In 1993 Harvey Locke began an essay entitled "Yellowstone to Yukon". It became the framework for one of Yellowstone to Yukon Conservation Initiative (Y2Y), a joint Canada–United States charitable organization that supports the creation of the wildlife corridor, one of "North Americas leading conservation partnerships".

Since 2002 with the creation of Alberta's Forests Act's "patchwork of land-use agreements", the area has been "protected by an access management plan."

In 2016, the Yellowstone to Yukon Conservation Initiative sponsored a survey that was contracted to NRG Research Group and the Praxis Group™ to poll Albertans' attitudes towards a new Bighorn Headwaters park. The report found that "There is strong support for establishing a park in the Bighorn. Over eighty percent (83%) of Edmonton residents and 68% of those living in communities and rural areas near the Bighorn support establishment of a park."

By 2017, the Y2Y project included "300 partner groups" and had "expanded its protected land into a 3,500-kilometre-long corridor that stretches from southern Wyoming to northern Yukon".

In January 2018, "Hops and Headwaters" in support of a campaign to protect the headwaters of the Bighorn Backcountry" was held in Edmonton. It was criticized for its alleged association with Y2Y and Canadian Parks and Wilderness Society (CPAWS), described by critics as a "foreign-funded" organizations meddling in the Alberta's affairs.

In May 2018, the NDP government announced that Alberta was going to "create the largest protected area of boreal forest in the world by setting aside four new provincial parks and expanding another along its northeastern borders".

With the announcement of the potential creation of Bighorn Wildland Provincial Park, concerns were raised that the park would lead to "encouraging more tourism, development of more campsites, cabins, tourist spots, tourist accommodations..."

In September 2018 concerns were raised that, "existing mineral leases would be phased out, commercial development would be banned in the park, cattle grazing allotments would not be granted and motorized recreation vehicles would be prohibited in critical wildlife zones.

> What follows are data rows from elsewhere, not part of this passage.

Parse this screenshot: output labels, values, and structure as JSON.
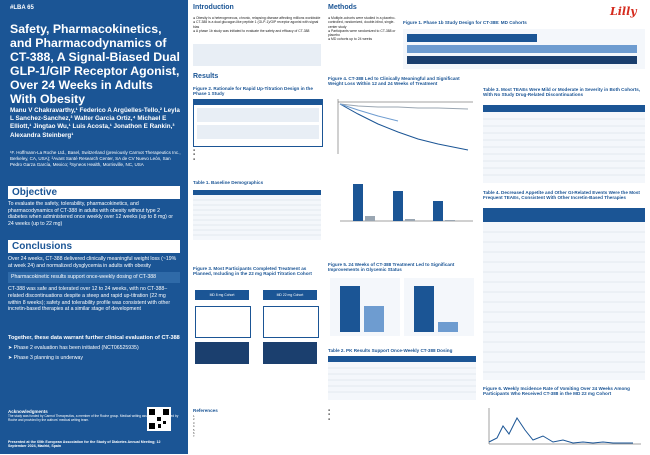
{
  "poster_id": "#LBA 65",
  "title": "Safety, Pharmacokinetics, and Pharmacodynamics of CT-388, A Signal-Biased Dual GLP-1/GIP Receptor Agonist, Over 24 Weeks in Adults With Obesity",
  "authors": "Manu V Chakravarthy,¹ Federico A Argüelles-Tello,² Leyla L Sanchez-Sanchez,³ Walter Garcia Ortiz,⁴ Michael E Elliott,¹ Jingtao Wu,¹ Luis Acosta,¹ Jonathon E Rankin,³ Alexandra Steinberg¹",
  "affiliations": "¹F. Hoffmann-La Roche Ltd., Basel, Switzerland (previously Carmot Therapeutics Inc., Berkeley, CA, USA); ²Avant Santé Research Center, SA de CV Nuevo León, San Pedro Garza García, Mexico; ³Syneos Health, Morrisville, NC, USA",
  "objective": {
    "heading": "Objective",
    "text": "To evaluate the safety, tolerability, pharmacokinetics, and pharmacodynamics of CT-388 in adults with obesity without type 2 diabetes when administered once weekly over 12 weeks (up to 8 mg) or 24 weeks (up to 22 mg)"
  },
  "conclusions": {
    "heading": "Conclusions",
    "items": [
      "Over 24 weeks, CT-388 delivered clinically meaningful weight loss (~19% at week 24) and normalized dysglycemia in adults with obesity",
      "Pharmacokinetic results support once-weekly dosing of CT-388",
      "CT-388 was safe and tolerated over 12 to 24 weeks, with no CT-388–related discontinuations despite a steep and rapid up-titration (22 mg within 8 weeks); safety and tolerability profile was consistent with other incretin-based therapies at a similar stage of development"
    ],
    "further": "Together, these data warrant further clinical evaluation of CT-388",
    "phases": [
      "Phase 2 evaluation has been initiated (NCT06525935)",
      "Phase 3 planning is underway"
    ]
  },
  "acknowledgments": {
    "heading": "Acknowledgments",
    "text": "The study was funded by Carmot Therapeutics, a member of the Roche group. Medical writing assistance was funded by Roche and provided by the authors' medical writing team."
  },
  "presented": "Presented at the 60th European Association for the Study of Diabetes Annual Meeting; 12 September 2024, Madrid, Spain",
  "introduction": {
    "heading": "Introduction",
    "bullets": [
      "Obesity is a heterogeneous, chronic, relapsing disease affecting millions worldwide",
      "CT-388 is a dual glucagon-like peptide 1 (GLP-1)/GIP receptor agonist with signal bias",
      "A phase 1b study was initiated to evaluate the safety and efficacy of CT-388"
    ]
  },
  "methods": {
    "heading": "Methods",
    "bullets": [
      "Multiple-cohorts were studied in a placebo-controlled, randomized, double-blind, single-center study",
      "Participants were randomized to CT-388 or placebo",
      "MD cohorts up to 24 weeks"
    ]
  },
  "fig1_title": "Figure 1. Phase 1b Study Design for CT-388: MD Cohorts",
  "results_heading": "Results",
  "fig2_title": "Figure 2. Rationale for Rapid Up-Titration Design in the Phase 1 Study",
  "fig3_title": "Figure 3. Most Participants Completed Treatment as Planned, Including in the 22 mg Rapid Titration Cohort",
  "table1_title": "Table 1. Baseline Demographics",
  "fig4_title": "Figure 4. CT-388 Led to Clinically Meaningful and Significant Weight Loss Within 12 and 24 Weeks of Treatment",
  "fig5_title": "Figure 5. 24 Weeks of CT-388 Treatment Led to Significant Improvements in Glycemic Status",
  "table2_title": "Table 2. PK Results Support Once-Weekly CT-388 Dosing",
  "table3_title": "Table 3. Most TEAEs Were Mild or Moderate in Severity in Both Cohorts, With No Study Drug-Related Discontinuations",
  "table4_title": "Table 4. Decreased Appetite and Other GI-Related Events Were the Most Frequent TEAEs, Consistent With Other Incretin-Based Therapies",
  "fig6_title": "Figure 6. Weekly Incidence Rate of Vomiting Over 24 Weeks Among Participants Who Received CT-388 in the MD 22 mg Cohort",
  "references_heading": "References",
  "company_logo": "Lilly",
  "cohort_boxes": [
    "MD 8 mg Cohort",
    "MD 22 mg Cohort"
  ],
  "colors": {
    "primary": "#1b5595",
    "accent": "#2f6aa8",
    "light": "#e8eef5",
    "placebo": "#9aa6b2",
    "ct388": "#1b5595"
  }
}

Camping and trail access would also be restricted." According to the November 2018 Alberta Parks document, existing activities and agreements would be honoured and continue, such as such as petroleum and natural gas agreements, grazing allocations, hunting and trapping, and the use of motorized recreation vehicles (OHV) on designated trails. The "plan calls for areas with a variety of permitted activities, including off-highway vehicles and hunting".

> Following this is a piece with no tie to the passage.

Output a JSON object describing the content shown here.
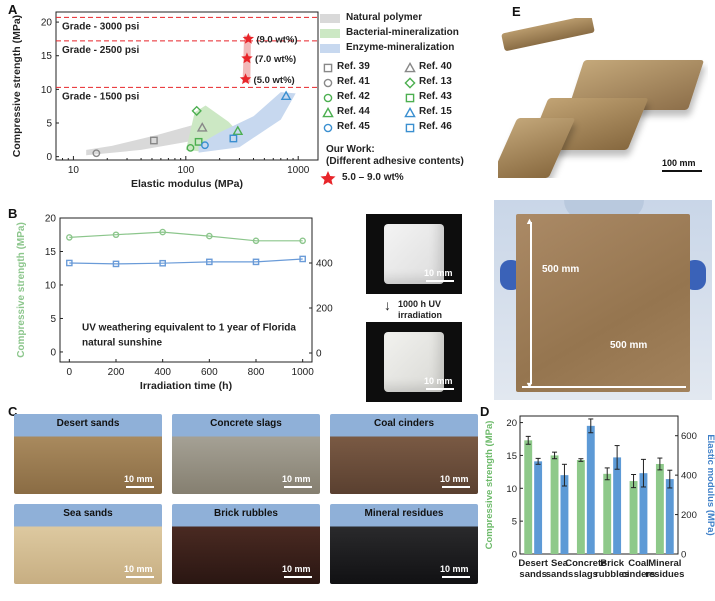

According to a January 7, 2019 article in The Globe and Mail, some residents of Rocky Mountain House, a town of 7,000, led by United Conservative Party (UCP) Member of the Legislative Assembly of Alberta (MLA) for Rimbey-Rocky Mountain House-Sundre, Jason Nixon, oppose the creation of the park. Nixon said that the plan is a "foreign-funded plot to wall off the back country to Albertans who call the region home". "Alberta Environment and Parks Minister Shannon Phillips issued a statement Saturday announcing the cancellation of upcoming public information sessions in Drayton Valley, Edmonton, Red Deer and Sundre."